Dr. Allan S. Garbutt, executive director of the Alberta Medical Association, said the move by surgeons to find new ways to take on wait lists could mean it’s time for the province to start looking at “different” solutions including a public-private mix.
“That does not mean American-style pay-as-you-go care,” said Garbutt, a family physician in the province. “It means is there is some way of delivering care other than the one that we’re using that would get us good results? If you acknowledge the current system doesn’t work in the sense we don’t get quick care, we don’t get outstanding quality measures. Once you acknowledge that, then you can’t automatically exclude something because it has private attached to it.”
Willing to Go Distance
Medical tourism is already attracting dollars from Alberta patients willing to go as far abroad as India for care if they can’t spend it at home, Garbutt said.
“You can’t call it good care if when your knee goes bad you can spend months until you have a functioning one again,” he said. “You can’t call it good care when a really, really disabling bad back … will take you three years — literally three years — to get it fixed.”
Driscoll’s pain was immediate and extreme when it hit two years ago. A private MRI — ordered after her doctor told her she faced an eight-month wait in the public system — revealed her knee had become “an absolute train wreck” and she needed a joint replacement.
Her condition deteriorating, the Calgary resident became totally reliant on her husband and woozy from pain medication that made it even more difficult to get around.

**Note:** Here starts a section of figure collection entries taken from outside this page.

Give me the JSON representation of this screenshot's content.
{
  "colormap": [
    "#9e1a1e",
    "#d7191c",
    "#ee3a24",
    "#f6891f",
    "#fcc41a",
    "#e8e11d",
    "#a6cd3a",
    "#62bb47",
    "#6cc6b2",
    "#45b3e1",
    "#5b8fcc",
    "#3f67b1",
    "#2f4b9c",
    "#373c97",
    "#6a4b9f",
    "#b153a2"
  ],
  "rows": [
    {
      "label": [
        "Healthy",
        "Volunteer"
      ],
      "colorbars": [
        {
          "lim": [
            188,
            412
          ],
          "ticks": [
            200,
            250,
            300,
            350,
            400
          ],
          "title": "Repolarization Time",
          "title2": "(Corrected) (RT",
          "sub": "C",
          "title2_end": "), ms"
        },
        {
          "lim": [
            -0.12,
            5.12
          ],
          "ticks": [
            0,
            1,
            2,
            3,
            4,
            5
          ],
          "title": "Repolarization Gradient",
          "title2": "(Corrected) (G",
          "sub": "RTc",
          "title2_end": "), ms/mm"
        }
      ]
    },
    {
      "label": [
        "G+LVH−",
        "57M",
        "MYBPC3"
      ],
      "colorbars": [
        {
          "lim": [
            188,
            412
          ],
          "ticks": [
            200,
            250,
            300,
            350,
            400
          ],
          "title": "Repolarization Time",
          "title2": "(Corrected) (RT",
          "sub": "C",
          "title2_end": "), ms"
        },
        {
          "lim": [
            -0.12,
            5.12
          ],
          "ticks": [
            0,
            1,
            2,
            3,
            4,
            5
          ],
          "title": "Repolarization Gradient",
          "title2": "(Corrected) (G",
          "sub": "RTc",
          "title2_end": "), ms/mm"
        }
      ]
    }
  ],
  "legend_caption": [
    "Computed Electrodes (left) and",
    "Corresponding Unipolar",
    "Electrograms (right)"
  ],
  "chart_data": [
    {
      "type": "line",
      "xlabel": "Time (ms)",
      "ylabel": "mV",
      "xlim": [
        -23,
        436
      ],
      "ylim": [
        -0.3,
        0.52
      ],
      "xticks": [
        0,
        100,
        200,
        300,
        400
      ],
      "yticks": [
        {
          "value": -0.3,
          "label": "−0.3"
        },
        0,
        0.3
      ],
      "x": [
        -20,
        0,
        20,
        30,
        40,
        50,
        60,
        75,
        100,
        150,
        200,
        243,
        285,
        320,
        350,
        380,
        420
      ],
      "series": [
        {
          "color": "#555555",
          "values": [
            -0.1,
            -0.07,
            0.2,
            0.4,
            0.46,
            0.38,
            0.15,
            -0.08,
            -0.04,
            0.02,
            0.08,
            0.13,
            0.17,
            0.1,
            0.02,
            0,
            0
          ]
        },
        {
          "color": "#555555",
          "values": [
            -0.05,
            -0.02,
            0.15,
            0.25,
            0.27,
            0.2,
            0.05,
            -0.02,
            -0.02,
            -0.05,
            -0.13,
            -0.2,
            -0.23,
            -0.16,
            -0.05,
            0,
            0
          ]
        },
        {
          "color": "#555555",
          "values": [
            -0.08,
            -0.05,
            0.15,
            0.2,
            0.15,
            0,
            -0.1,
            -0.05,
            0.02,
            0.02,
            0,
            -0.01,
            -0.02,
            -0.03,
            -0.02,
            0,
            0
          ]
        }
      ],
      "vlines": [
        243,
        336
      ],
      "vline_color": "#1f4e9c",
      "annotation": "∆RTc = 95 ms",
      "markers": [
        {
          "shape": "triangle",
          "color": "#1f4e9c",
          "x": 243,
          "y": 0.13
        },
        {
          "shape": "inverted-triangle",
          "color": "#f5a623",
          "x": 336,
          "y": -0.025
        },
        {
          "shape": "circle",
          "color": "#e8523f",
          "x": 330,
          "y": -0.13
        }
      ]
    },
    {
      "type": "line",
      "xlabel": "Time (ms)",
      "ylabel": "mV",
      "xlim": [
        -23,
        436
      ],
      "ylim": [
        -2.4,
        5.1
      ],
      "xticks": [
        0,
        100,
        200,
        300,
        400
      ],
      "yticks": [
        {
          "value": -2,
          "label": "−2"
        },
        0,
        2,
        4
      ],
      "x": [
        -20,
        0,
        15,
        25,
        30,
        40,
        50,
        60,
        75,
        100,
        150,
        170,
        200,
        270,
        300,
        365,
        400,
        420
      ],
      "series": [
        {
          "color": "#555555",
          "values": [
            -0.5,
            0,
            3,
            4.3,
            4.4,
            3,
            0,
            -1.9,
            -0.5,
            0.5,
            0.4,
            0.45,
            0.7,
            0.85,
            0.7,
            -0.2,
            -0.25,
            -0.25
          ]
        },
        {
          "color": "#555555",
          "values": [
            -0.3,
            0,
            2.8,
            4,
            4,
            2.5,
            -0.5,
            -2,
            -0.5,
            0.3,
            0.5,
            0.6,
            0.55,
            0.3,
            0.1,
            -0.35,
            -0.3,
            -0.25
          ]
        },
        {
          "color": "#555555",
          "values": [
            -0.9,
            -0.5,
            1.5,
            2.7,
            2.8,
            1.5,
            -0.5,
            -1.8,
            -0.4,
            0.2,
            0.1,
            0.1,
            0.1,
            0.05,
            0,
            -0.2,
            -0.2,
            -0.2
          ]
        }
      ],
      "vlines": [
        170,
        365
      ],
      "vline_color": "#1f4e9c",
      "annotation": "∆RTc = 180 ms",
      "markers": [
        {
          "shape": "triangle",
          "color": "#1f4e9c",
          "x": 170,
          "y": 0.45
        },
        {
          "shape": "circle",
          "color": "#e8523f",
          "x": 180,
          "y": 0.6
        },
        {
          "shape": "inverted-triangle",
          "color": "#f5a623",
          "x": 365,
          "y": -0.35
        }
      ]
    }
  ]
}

Driscoll waited another five months to get in to an orthopedic surgeon, when MacKenzie told her she was looking at another seven months for the operation before mentioning the Turks and Caicos option.

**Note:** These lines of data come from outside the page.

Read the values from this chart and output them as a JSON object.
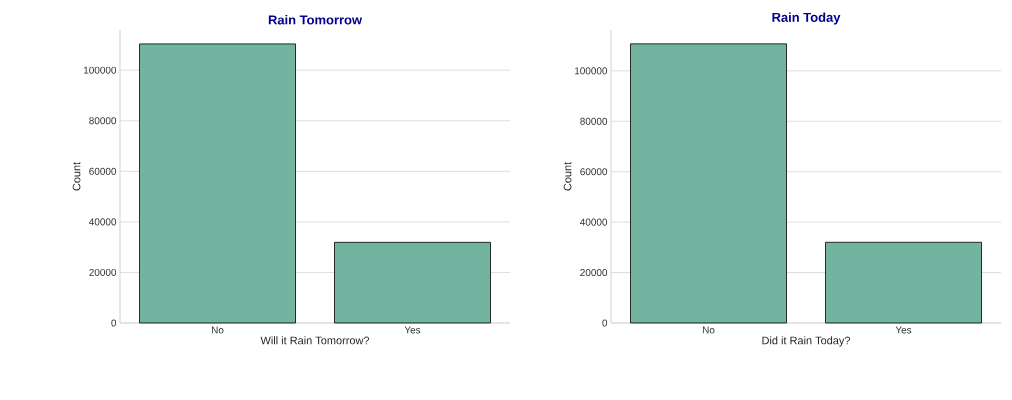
{
  "chart_data": [
    {
      "type": "bar",
      "title": "Rain Tomorrow",
      "xlabel": "Will it Rain Tomorrow?",
      "ylabel": "Count",
      "categories": [
        "No",
        "Yes"
      ],
      "values": [
        110400,
        31900
      ],
      "color": "#73b4a1",
      "ylim": [
        0,
        115900
      ],
      "yticks": [
        0,
        20000,
        40000,
        60000,
        80000,
        100000
      ],
      "grid": "y"
    },
    {
      "type": "bar",
      "title": "Rain Today",
      "xlabel": "Did it Rain Today?",
      "ylabel": "Count",
      "categories": [
        "No",
        "Yes"
      ],
      "values": [
        110700,
        32000
      ],
      "color": "#73b4a1",
      "ylim": [
        0,
        116200
      ],
      "yticks": [
        0,
        20000,
        40000,
        60000,
        80000,
        100000
      ],
      "grid": "y"
    }
  ]
}
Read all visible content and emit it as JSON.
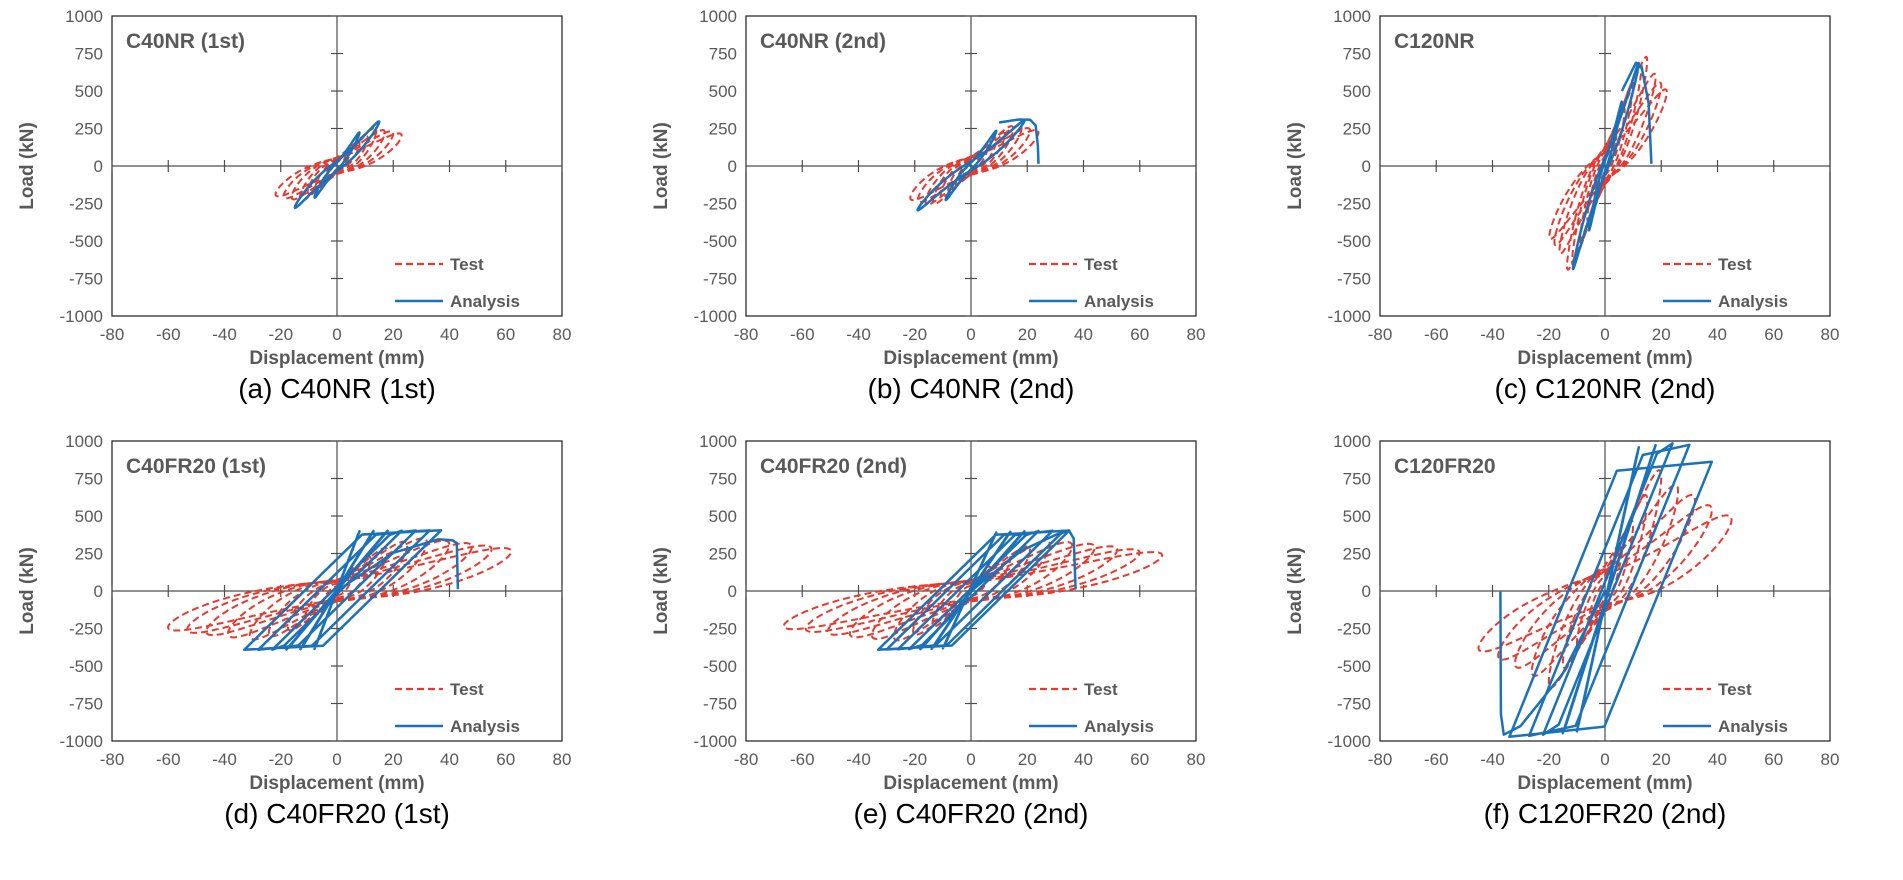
{
  "page": {
    "background": "#ffffff"
  },
  "colors": {
    "test": "#E8392F",
    "analysis": "#1B72B8",
    "axis": "#4d4d4d",
    "border": "#1a1a1a",
    "label": "#595959",
    "caption": "#000000"
  },
  "legend": {
    "test_label": "Test",
    "analysis_label": "Analysis",
    "position": "lower-right-inside"
  },
  "axes": {
    "xlabel": "Displacement (mm)",
    "ylabel": "Load (kN)",
    "xlim": [
      -80,
      80
    ],
    "xstep": 20,
    "ylim": [
      -1000,
      1000
    ],
    "ystep": 250,
    "grid": false,
    "tick_style": "crosshair-center-axes"
  },
  "chart_data": [
    {
      "type": "line",
      "title": "C40NR (1st)",
      "caption": "(a) C40NR (1st)",
      "xlabel": "Displacement (mm)",
      "ylabel": "Load (kN)",
      "xlim": [
        -80,
        80
      ],
      "ylim": [
        -1000,
        1000
      ],
      "series": [
        {
          "name": "Test",
          "color": "#E8392F",
          "dash": true,
          "model": "spindle",
          "delta": 0.45,
          "pinch": 0.5,
          "neg_load_factor": 0.93,
          "neg_amp_factor": 0.95,
          "cycles": [
            [
              3,
              85
            ],
            [
              5,
              125
            ],
            [
              8,
              165
            ],
            [
              11,
              205
            ],
            [
              14,
              262
            ],
            [
              17,
              248
            ],
            [
              20,
              240
            ],
            [
              23,
              225
            ]
          ]
        },
        {
          "name": "Analysis",
          "color": "#1B72B8",
          "dash": false,
          "model": "spindle",
          "delta": 0.16,
          "pinch": 0.7,
          "neg_load_factor": 0.94,
          "neg_amp_factor": 1.0,
          "cycles": [
            [
              8,
              225
            ],
            [
              15,
              298
            ]
          ]
        }
      ]
    },
    {
      "type": "line",
      "title": "C40NR (2nd)",
      "caption": "(b) C40NR (2nd)",
      "xlabel": "Displacement (mm)",
      "ylabel": "Load (kN)",
      "xlim": [
        -80,
        80
      ],
      "ylim": [
        -1000,
        1000
      ],
      "series": [
        {
          "name": "Test",
          "color": "#E8392F",
          "dash": true,
          "model": "spindle",
          "delta": 0.45,
          "pinch": 0.5,
          "neg_load_factor": 0.95,
          "neg_amp_factor": 0.9,
          "cycles": [
            [
              3,
              90
            ],
            [
              6,
              140
            ],
            [
              9,
              185
            ],
            [
              12,
              230
            ],
            [
              15,
              275
            ],
            [
              18,
              282
            ],
            [
              21,
              262
            ],
            [
              24,
              248
            ]
          ]
        },
        {
          "name": "Analysis",
          "color": "#1B72B8",
          "dash": false,
          "model": "spindle",
          "delta": 0.14,
          "pinch": 0.7,
          "neg_load_factor": 0.97,
          "neg_amp_factor": 1.0,
          "cycles": [
            [
              9,
              235
            ],
            [
              19,
              305
            ]
          ],
          "tail": [
            [
              10,
              290
            ],
            [
              17,
              310
            ],
            [
              21,
              308
            ],
            [
              23,
              270
            ],
            [
              23.8,
              130
            ],
            [
              24,
              15
            ]
          ]
        }
      ]
    },
    {
      "type": "line",
      "title": "C120NR",
      "caption": "(c) C120NR (2nd)",
      "xlabel": "Displacement (mm)",
      "ylabel": "Load (kN)",
      "xlim": [
        -80,
        80
      ],
      "ylim": [
        -1000,
        1000
      ],
      "series": [
        {
          "name": "Test",
          "color": "#E8392F",
          "dash": true,
          "model": "spindle",
          "delta": 0.32,
          "pinch": 0.55,
          "neg_load_factor": 0.95,
          "neg_amp_factor": 0.9,
          "cycles": [
            [
              4,
              210
            ],
            [
              7,
              390
            ],
            [
              10,
              565
            ],
            [
              13,
              705
            ],
            [
              15,
              740
            ],
            [
              18,
              625
            ],
            [
              20,
              565
            ],
            [
              22,
              520
            ]
          ]
        },
        {
          "name": "Analysis",
          "color": "#1B72B8",
          "dash": false,
          "model": "spindle",
          "delta": 0.11,
          "pinch": 0.72,
          "neg_load_factor": 1.0,
          "neg_amp_factor": 0.95,
          "cycles": [
            [
              6,
              430
            ],
            [
              12,
              688
            ]
          ],
          "tail": [
            [
              6,
              500
            ],
            [
              11,
              688
            ],
            [
              13,
              660
            ],
            [
              15.5,
              420
            ],
            [
              16.5,
              15
            ]
          ]
        }
      ]
    },
    {
      "type": "line",
      "title": "C40FR20 (1st)",
      "caption": "(d) C40FR20 (1st)",
      "xlabel": "Displacement (mm)",
      "ylabel": "Load (kN)",
      "xlim": [
        -80,
        80
      ],
      "ylim": [
        -1000,
        1000
      ],
      "series": [
        {
          "name": "Test",
          "color": "#E8392F",
          "dash": true,
          "model": "spindle",
          "delta": 0.5,
          "pinch": 0.42,
          "neg_load_factor": 0.92,
          "neg_amp_factor": 0.97,
          "cycles": [
            [
              6,
              160
            ],
            [
              12,
              240
            ],
            [
              18,
              300
            ],
            [
              25,
              345
            ],
            [
              32,
              368
            ],
            [
              40,
              352
            ],
            [
              48,
              335
            ],
            [
              55,
              318
            ],
            [
              62,
              300
            ]
          ]
        },
        {
          "name": "Analysis",
          "color": "#1B72B8",
          "dash": false,
          "model": "parallelogram",
          "k": 19,
          "cycles": [
            [
              8,
              398,
              8,
              385
            ],
            [
              13,
              400,
              13,
              388
            ],
            [
              18,
              401,
              18,
              390
            ],
            [
              23,
              402,
              23,
              391
            ],
            [
              28,
              403,
              28,
              391
            ],
            [
              33,
              404,
              33,
              392
            ],
            [
              37,
              405,
              33,
              392
            ]
          ],
          "tail": [
            [
              0,
              0
            ],
            [
              20,
              255
            ],
            [
              36,
              345
            ],
            [
              41,
              338
            ],
            [
              42.6,
              320
            ],
            [
              43,
              12
            ]
          ]
        }
      ]
    },
    {
      "type": "line",
      "title": "C40FR20 (2nd)",
      "caption": "(e) C40FR20 (2nd)",
      "xlabel": "Displacement (mm)",
      "ylabel": "Load (kN)",
      "xlim": [
        -80,
        80
      ],
      "ylim": [
        -1000,
        1000
      ],
      "series": [
        {
          "name": "Test",
          "color": "#E8392F",
          "dash": true,
          "model": "spindle",
          "delta": 0.5,
          "pinch": 0.42,
          "neg_load_factor": 0.98,
          "neg_amp_factor": 0.98,
          "cycles": [
            [
              7,
              170
            ],
            [
              14,
              252
            ],
            [
              21,
              312
            ],
            [
              28,
              352
            ],
            [
              36,
              342
            ],
            [
              44,
              330
            ],
            [
              52,
              312
            ],
            [
              60,
              292
            ],
            [
              68,
              272
            ]
          ]
        },
        {
          "name": "Analysis",
          "color": "#1B72B8",
          "dash": false,
          "model": "parallelogram",
          "k": 19,
          "cycles": [
            [
              9,
              390,
              10,
              382
            ],
            [
              14,
              395,
              14,
              385
            ],
            [
              19,
              398,
              18,
              387
            ],
            [
              24,
              400,
              22,
              388
            ],
            [
              29,
              401,
              26,
              389
            ],
            [
              33,
              402,
              30,
              390
            ],
            [
              35,
              403,
              33,
              391
            ]
          ],
          "tail": [
            [
              0,
              0
            ],
            [
              18,
              270
            ],
            [
              31,
              382
            ],
            [
              35,
              398
            ],
            [
              36.5,
              350
            ],
            [
              37.2,
              15
            ]
          ]
        }
      ]
    },
    {
      "type": "line",
      "title": "C120FR20",
      "caption": "(f) C120FR20 (2nd)",
      "xlabel": "Displacement (mm)",
      "ylabel": "Load (kN)",
      "xlim": [
        -80,
        80
      ],
      "ylim": [
        -1000,
        1000
      ],
      "series": [
        {
          "name": "Test",
          "color": "#E8392F",
          "dash": true,
          "model": "spindle",
          "delta": 0.42,
          "pinch": 0.5,
          "neg_load_factor": 0.8,
          "neg_amp_factor": 1.0,
          "cycles": [
            [
              6,
              300
            ],
            [
              10,
              480
            ],
            [
              15,
              660
            ],
            [
              20,
              830
            ],
            [
              26,
              730
            ],
            [
              32,
              660
            ],
            [
              38,
              590
            ],
            [
              45,
              520
            ]
          ]
        },
        {
          "name": "Analysis",
          "color": "#1B72B8",
          "dash": false,
          "model": "parallelogram",
          "k": 48,
          "cycles": [
            [
              12,
              958,
              10,
              935
            ],
            [
              18,
              972,
              15,
              948
            ],
            [
              24,
              984,
              22,
              958
            ],
            [
              30,
              975,
              27,
              966
            ],
            [
              38,
              862,
              34,
              972
            ]
          ],
          "tail": [
            [
              0,
              0
            ],
            [
              -15,
              -550
            ],
            [
              -30,
              -900
            ],
            [
              -36,
              -958
            ],
            [
              -37,
              -820
            ],
            [
              -37.2,
              -5
            ]
          ]
        }
      ]
    }
  ]
}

“We immediately said, ‘Yeah, we’ll go,’” said Driscoll. “Two-and-half weeks later, we were in the Turks and Caicos.”
After a long career as a nurse and many hours still spent volunteering in the healthcare system, Driscoll said she remains a champion of public care, but questioned whether authorities really understand the impact long waits can have on a patient.
“I believe we have the greatest system going,” she said. “The problem is you can’t get access. It’s very difficult to get access. There’s an awful lot of pressure on you, and it’s not just the pain.”